Swedish car retailer Hedin Group, which has a 27% stake in Pendragon, voted against the remuneration report. Owner Anders Hedin told The Sunday Times: “I would like Pendragon to explain why the chief executive deserves an astonishing £3.4m in pay – the equivalent of 4% of Pendragon’s profits – and more than three times the compensation awarded to chief executives at Pendragon’s competitors.

“This is unwarranted, wasteful and totally unacceptable.”

The investor also pointed to the fact Pendragon executives are receiving such bonuses while Pendragon is refusing to pay back Covid-related government support worth £64m.

In a company statement, Pendragon said its remuneration committee tried to ensure executive pay was in line with financial performance, market benchmarks and supporting the business’ long-term success.

“Although the remuneration committee is satisfied its decisions were made in the best interests of all stakeholders, it respects the views expressed by shareholders regarding the resolution,” Pendragon stated.

Looking ahead, the company said it plans to go back to LTIP awards with a three-year performance period and two-year holding period.

“In addition, the company’s overall remuneration policy is due to be presented to shareholders for renewal at the 2023 AGM. Between now and then the remuneration committee intends to consult further with shareholders on the formulation of the new policy.”

Informa

FTSE 100 events company Informa was stung when 71% of votes cast on its remuneration report were against management.
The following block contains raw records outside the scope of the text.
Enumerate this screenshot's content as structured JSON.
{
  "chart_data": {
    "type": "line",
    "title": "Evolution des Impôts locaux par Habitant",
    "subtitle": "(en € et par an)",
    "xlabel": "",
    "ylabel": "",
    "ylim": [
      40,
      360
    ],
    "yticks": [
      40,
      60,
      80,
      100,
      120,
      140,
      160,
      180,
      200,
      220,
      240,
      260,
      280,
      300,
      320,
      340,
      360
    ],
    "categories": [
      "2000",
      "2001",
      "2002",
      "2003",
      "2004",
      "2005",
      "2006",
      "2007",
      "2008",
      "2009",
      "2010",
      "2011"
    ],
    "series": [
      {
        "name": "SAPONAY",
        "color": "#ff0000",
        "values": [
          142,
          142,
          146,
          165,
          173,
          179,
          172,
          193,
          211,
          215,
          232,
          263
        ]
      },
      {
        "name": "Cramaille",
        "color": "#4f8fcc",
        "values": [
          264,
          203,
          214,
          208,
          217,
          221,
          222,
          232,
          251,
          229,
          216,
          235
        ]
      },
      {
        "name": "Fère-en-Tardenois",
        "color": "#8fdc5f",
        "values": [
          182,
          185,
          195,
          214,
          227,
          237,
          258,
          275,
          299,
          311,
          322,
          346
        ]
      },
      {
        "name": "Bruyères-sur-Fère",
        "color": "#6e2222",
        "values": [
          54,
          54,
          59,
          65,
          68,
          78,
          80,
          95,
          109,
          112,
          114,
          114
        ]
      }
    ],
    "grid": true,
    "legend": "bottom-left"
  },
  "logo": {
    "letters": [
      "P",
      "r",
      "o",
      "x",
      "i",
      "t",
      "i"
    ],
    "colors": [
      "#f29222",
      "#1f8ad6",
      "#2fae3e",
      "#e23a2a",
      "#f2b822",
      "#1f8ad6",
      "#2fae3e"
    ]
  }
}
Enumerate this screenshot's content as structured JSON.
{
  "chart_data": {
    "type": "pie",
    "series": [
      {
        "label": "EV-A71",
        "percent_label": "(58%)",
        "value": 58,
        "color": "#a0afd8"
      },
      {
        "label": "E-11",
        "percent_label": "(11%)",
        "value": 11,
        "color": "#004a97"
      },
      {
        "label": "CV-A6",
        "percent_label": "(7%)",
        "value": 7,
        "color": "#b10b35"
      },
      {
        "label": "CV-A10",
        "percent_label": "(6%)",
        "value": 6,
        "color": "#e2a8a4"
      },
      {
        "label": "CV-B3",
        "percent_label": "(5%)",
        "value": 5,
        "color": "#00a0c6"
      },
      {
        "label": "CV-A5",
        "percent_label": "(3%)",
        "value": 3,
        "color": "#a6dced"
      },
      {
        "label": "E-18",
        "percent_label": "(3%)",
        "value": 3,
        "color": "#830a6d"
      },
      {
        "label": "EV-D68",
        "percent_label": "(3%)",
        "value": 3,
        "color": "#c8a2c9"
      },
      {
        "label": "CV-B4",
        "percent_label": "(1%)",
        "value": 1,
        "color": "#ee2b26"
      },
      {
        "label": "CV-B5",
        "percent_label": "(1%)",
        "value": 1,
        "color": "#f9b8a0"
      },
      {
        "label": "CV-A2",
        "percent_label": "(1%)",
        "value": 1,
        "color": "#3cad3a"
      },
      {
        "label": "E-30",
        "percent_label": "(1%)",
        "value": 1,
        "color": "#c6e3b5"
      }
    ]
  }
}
The advisory vote rejected a pay package to CEO, Lord Carter, worth £2.7m.

In a statement, the company pointed out the pay package was issued in 2020 “during a period of pressure and uncertainty for Informa” and it was intended to focus senior leadership on immediate priorities and retain key talent.

It is the third AGM in a row Informa has experienced a shareholder revolt over executive pay.

ISS stated Informa remuneration remains “out of line with market standards due to the operation of the variable pay schemes”.

At the same AGM, a forward-looking pay policy, to take effect in 2024, received support from 93% of voting shareholders.

Aligning interests

Matt Crossman, stewardship director at Rathbones, said despite there being little change in the number of failed remuneration reports at AGMs this year – from four in 2021 to three in 2022 – there has been increased scrutiny on executive bonuses. Crossman noted FTSE 100 CEO pay has reached its highest level in five years.

He said Rathbones tends to see executive pay as the area with the largest votes against management during the UK and US AGM season, with an increasing focus on E, S and G resolutions.

“From our perspective, voting on executive pay is about aligning the interests and experience of management with those of stakeholders, creating long-term value.”

A key focus, Crossman said, has been remuneration reports and policies where a company has accessed the UK government’s job scheme and/or made redundancies but the board has not used downward discretion to senior management’s awards.

“In other words, there’s an expectation that remuneration committees apply discretion to variable remuneration outcomes to bring the experiences of senior management in line with the rest of the workforce and wider stakeholders. We also want to see people with experience taking charge of remuneration committees at bigger companies,” he commented.

Alongside the increased scrutiny on pay, Crossman has seen improved responses from targeted companies: “We’ve noticed a significant uplift in the number of responses we’re getting from companies during this AGM season, particularly from the larger US companies.

“Frequently, we’re sent in-depth responses to our concerns on pay and increasingly offered follow up-meetings with relevant people.”